Big payoff for small effort is what we are conditioned ot seek.  Such a polity is the result of social engineering, which in fact picks winners and losers.  We ethically cannot agree to a system that chooses who loses just because we are, or might be, chosen as a winner.

(Also, this inevitable leads to chaos, as those who were close to success, or recently lost it, are the ones who pursue armed intervention against the state.  See Eric Hoffer on True Believers).

Regardless of the payoff from “employment” the social engineering aspect of your activity plus the lack of challenge to the powers that be both feed the beast.

Our balance of entrepreneurial to big biz is perniciously out of balance..  If Ron Paul were to win and get his way (he will not win, if he did, he would not get his way...) we’d have mass starvation.  Once farm subsidies were cut, most of usa ag would fail.  We destroyed ag around the world, so we could not import enough from around the world to feed ourselves.  there simply are not enough people who know how to farm in usa to grow enough food to replace usa production of subsidized food.  What arable land that would be freed from franken-farming , such as soy and corn crops, is lethal to real crops for decades.

Austrian school economists pine away “if people could just understand...”  People understand perfectly well, and that is why they reject it.

Austrian economics, while effective, is particularly popular with people who wish to keep hold of ill-gotten gains.  This is why the term capitalist is very popular in the Austrian school, when in fact capitalism is adverse to free markets.  A policy that says expropriation is unlawful if attractive to those who gained much from government policies that fostered the capitalists’ ability to expropriate.

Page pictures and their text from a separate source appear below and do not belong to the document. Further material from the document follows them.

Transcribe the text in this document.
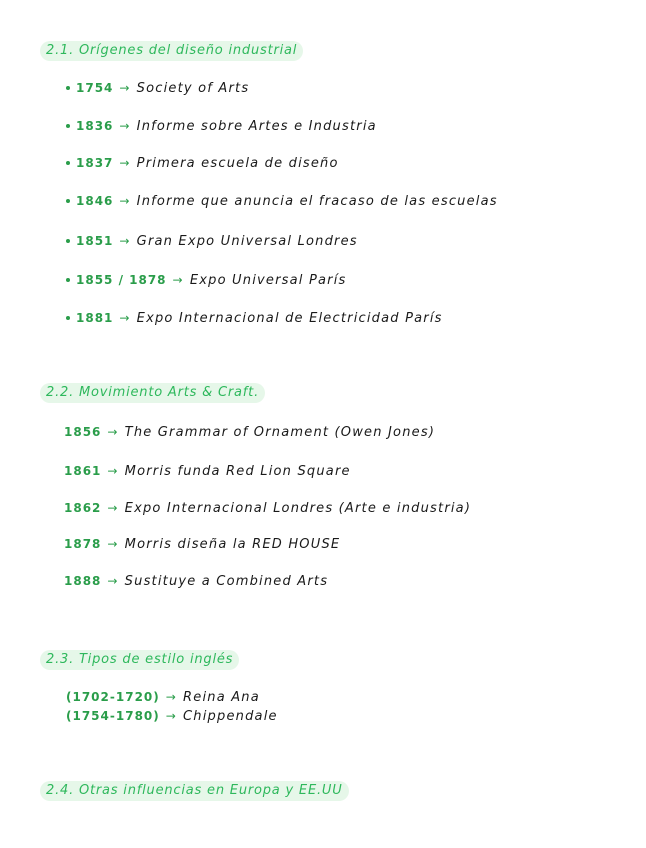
2.1. Orígenes del diseño industrial
1754 → Society of Arts
1836 → Informe sobre Artes e Industria
1837 → Primera escuela de diseño
1846 → Informe que anuncia el fracaso de las escuelas
1851 → Gran Expo Universal Londres
1855 / 1878 → Expo Universal París
1881 → Expo Internacional de Electricidad París
2.2. Movimiento Arts & Craft.
1856 → The Grammar of Ornament (Owen Jones)
1861 → Morris funda Red Lion Square
1862 → Expo Internacional Londres (Arte e industria)
1878 → Morris diseña la RED HOUSE
1888 → Sustituye a Combined Arts
2.3. Tipos de estilo inglés
(1702-1720) → Reina Ana
(1754-1780) → Chippendale
2.4. Otras influencias en Europa y EE.UU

But the Austrians are right. We are in a crack up bust following a boom...  the powers that be are managing well, cooking the frog slowly...inflation here, cut services there...  thinner socks, smaller hamburgers, and bus drivers who say “I dunno” cause they don't know the system routes.  Drugs just are not there.

Everybody is negotiating their own deal, or think they are.  It is everyone for himself.  And if war is inevitable, well it will be fought by 19 year olds, who do not know any better, and then things will get better.  USA has always been big on human sacrifice as a way to propitiate the gods, something we copied from the Aztecs and others who ruled these lands before us.

The people who were describing what we see today 4 years ago were called crazy, and we elect to office and appoint to the commanding heights people who saw none of this, and have no capabilities whatsoever to deal with any of it.  Their continued relevance depends on not dealing with it.  That will not change, because people want that.  They want to believe Timmy Geithner can save us.  They want their corn dog and football game on the big screen TV.

What goes around comes around.  Thoreau complained that in democracy it is too easy for a small group to drag the entire country into war.  He was referring to the Mexican war, a plot by southern planters to get access to fresh cotton fields. General Grant thought the devastation of the Southern States in the war between the states was God’s punishment for the Mexican War.  The overall system is unraveling, specific actions are generating specific results.

Self-employment is no escape, it is just a lifestyle alternative to what will be issued in an ever constricting economy. You’ll have options.